In Turkey, stretching inland from the Aegean coastal plain, the Central Anatolia Region occupies the area between the two zones of the folded mountains, extending east to the point where the two ranges converge. The plateau-like, semi-arid highlands of Anatolia are considered the heartland of the country. The region varies in elevation from 700 m to 2000 m from west to east. The two largest basins on the plateau are the Konya Ovası and the basin occupied by the large salt lake, Tuz Gölü. Both basins are characterized by inland drainage. Wooded areas are confined to the northwest and northeast of the plateau. Rain-fed cultivation is widespread, with wheat being the principal crop. Irrigated agriculture is restricted to the areas surrounding rivers and wherever sufficient underground water is available. Important irrigated crops include barley, corn, cotton, various fruits, grapes, opium poppies, sugar beets, roses, and tobacco. There also is extensive grazing throughout the plateau.

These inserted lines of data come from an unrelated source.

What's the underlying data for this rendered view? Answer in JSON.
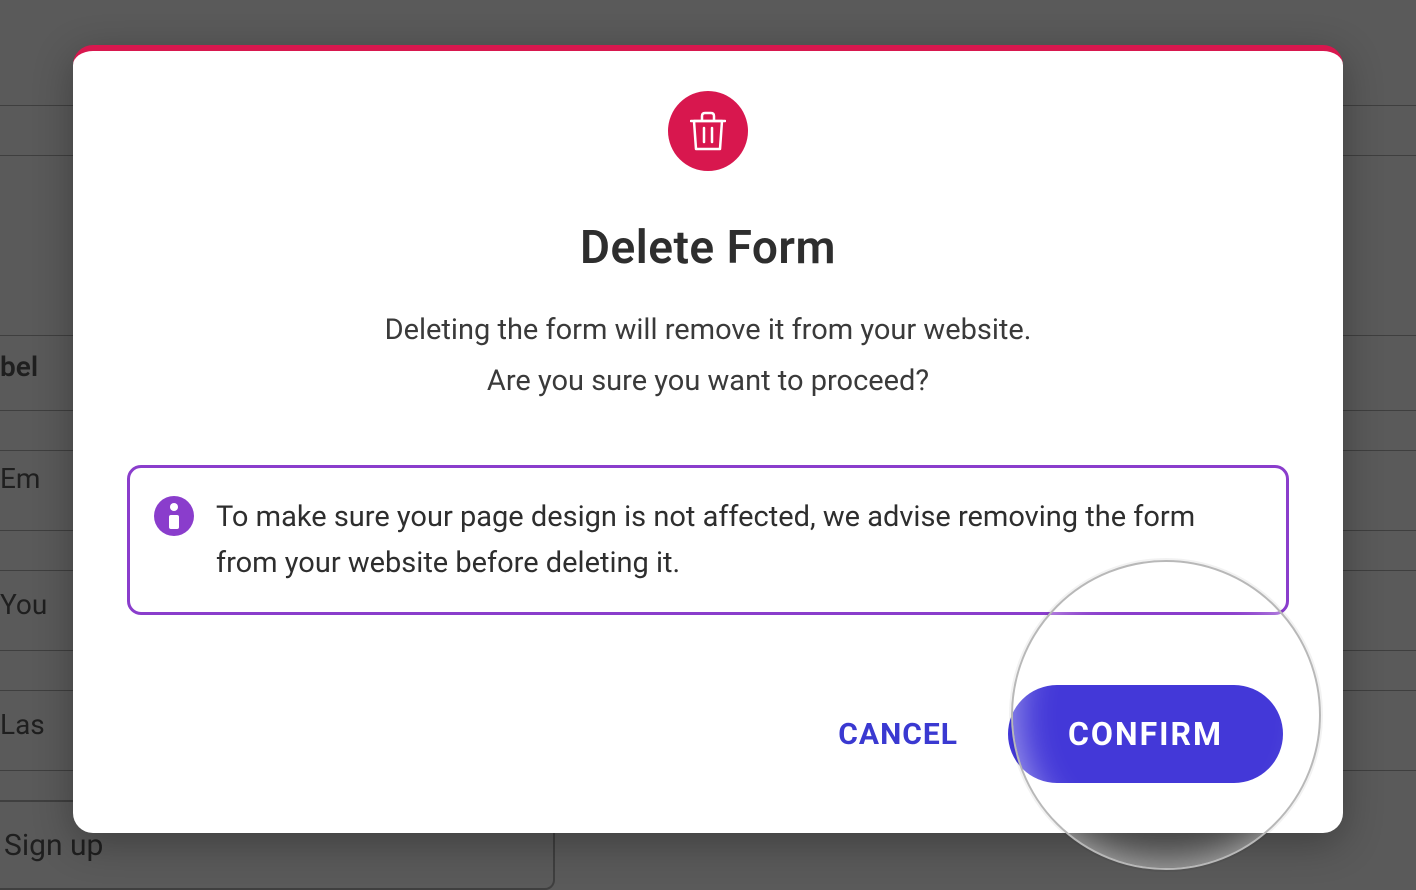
{
  "background": {
    "label_partial": "bel",
    "field_email": "Em",
    "field_you": "You",
    "field_last": "Las",
    "signup_button": "Sign up"
  },
  "modal": {
    "title": "Delete Form",
    "body_line1": "Deleting the form will remove it from your website.",
    "body_line2": "Are you sure you want to proceed?",
    "info_text": "To make sure your page design is not affected, we advise removing the form from your website before deleting it.",
    "cancel_label": "CANCEL",
    "confirm_label": "CONFIRM"
  },
  "colors": {
    "accent_red": "#d8174e",
    "accent_purple": "#8a3dcc",
    "primary_blue": "#4338d8"
  }
}
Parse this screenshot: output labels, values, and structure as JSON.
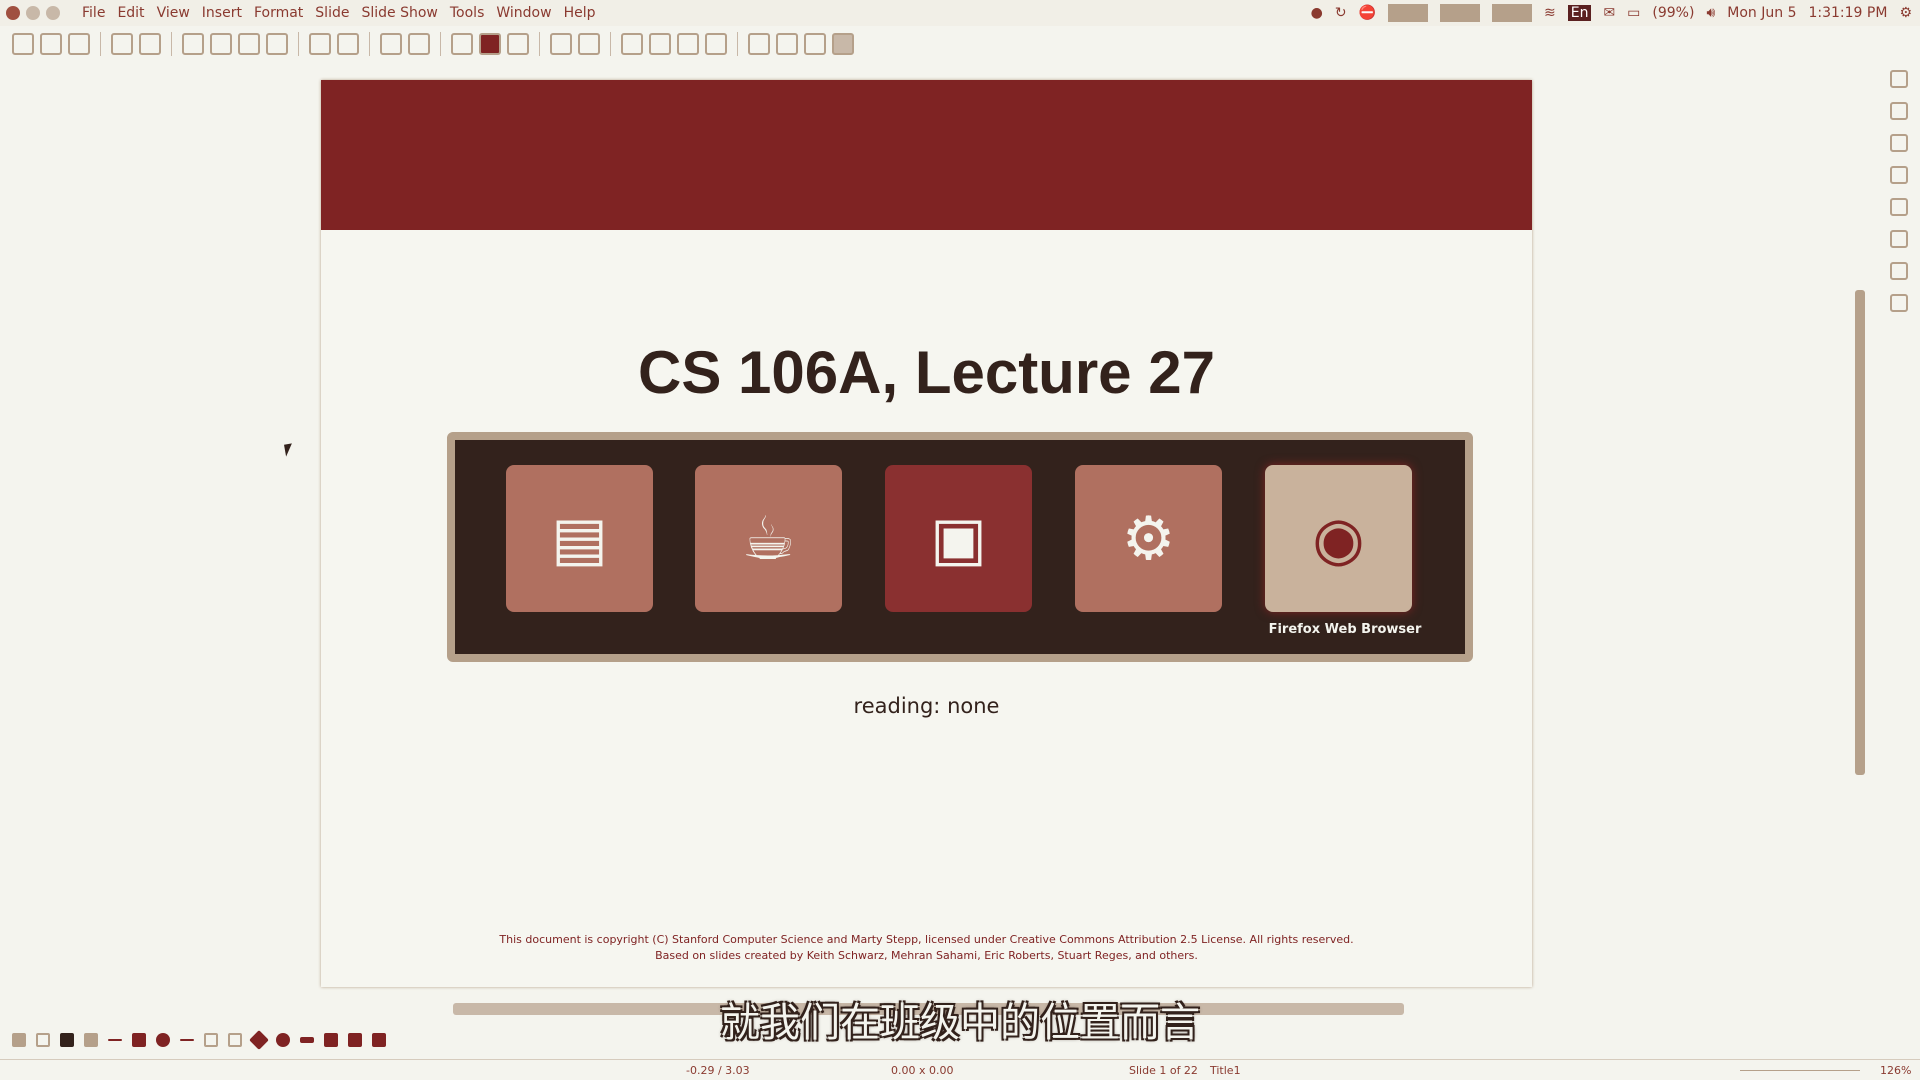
{
  "menubar": {
    "items": [
      "File",
      "Edit",
      "View",
      "Insert",
      "Format",
      "Slide",
      "Slide Show",
      "Tools",
      "Window",
      "Help"
    ]
  },
  "tray": {
    "keyboard": "En",
    "battery": "(99%)",
    "date": "Mon Jun 5",
    "time": "1:31:19 PM"
  },
  "slide": {
    "title": "CS 106A, Lecture 27",
    "reading": "reading: none",
    "footer_line1": "This document is copyright (C) Stanford Computer Science and Marty Stepp, licensed under Creative Commons Attribution 2.5 License.  All rights reserved.",
    "footer_line2": "Based on slides created by Keith Schwarz, Mehran Sahami, Eric Roberts, Stuart Reges, and others."
  },
  "switcher": {
    "apps": [
      {
        "name": "libreoffice-impress-icon",
        "glyph": "▤"
      },
      {
        "name": "teapot-icon",
        "glyph": "☕"
      },
      {
        "name": "file-cabinet-icon",
        "glyph": "▣"
      },
      {
        "name": "java-ee-ide-icon",
        "glyph": "⚙"
      },
      {
        "name": "firefox-icon",
        "glyph": "◉"
      }
    ],
    "selected_label": "Firefox Web Browser"
  },
  "subtitle": "就我们在班级中的位置而言",
  "status": {
    "position": "-0.29 / 3.03",
    "size": "0.00 x 0.00",
    "slide": "Slide 1 of 22",
    "layout": "Title1",
    "zoom": "126%"
  },
  "colors": {
    "accent": "#7f2323",
    "dark": "#33221c",
    "tan": "#b5a08a"
  }
}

Central Anatolia receives little annual precipitation. For instance, the semi-arid center of the plateau receives an average yearly precipitation of only 300 mm. However, actual precipitation from year to year is irregular and occasionally may be less than 200 mm, leading to severe reductions in crop yields for both rain-fed and irrigated agriculture. In years of low precipitation, stock losses also can be high. Overgrazing has contributed to soil erosion on the plateau. During the summers, frequent dust storms blow a fine yellow powder across the plateau. Locusts occasionally ravage the eastern area in April and May. In general, the plateau experiences a wide range of temperatures, with almost no rainfall in summer and cold weather with heavy snow in winter.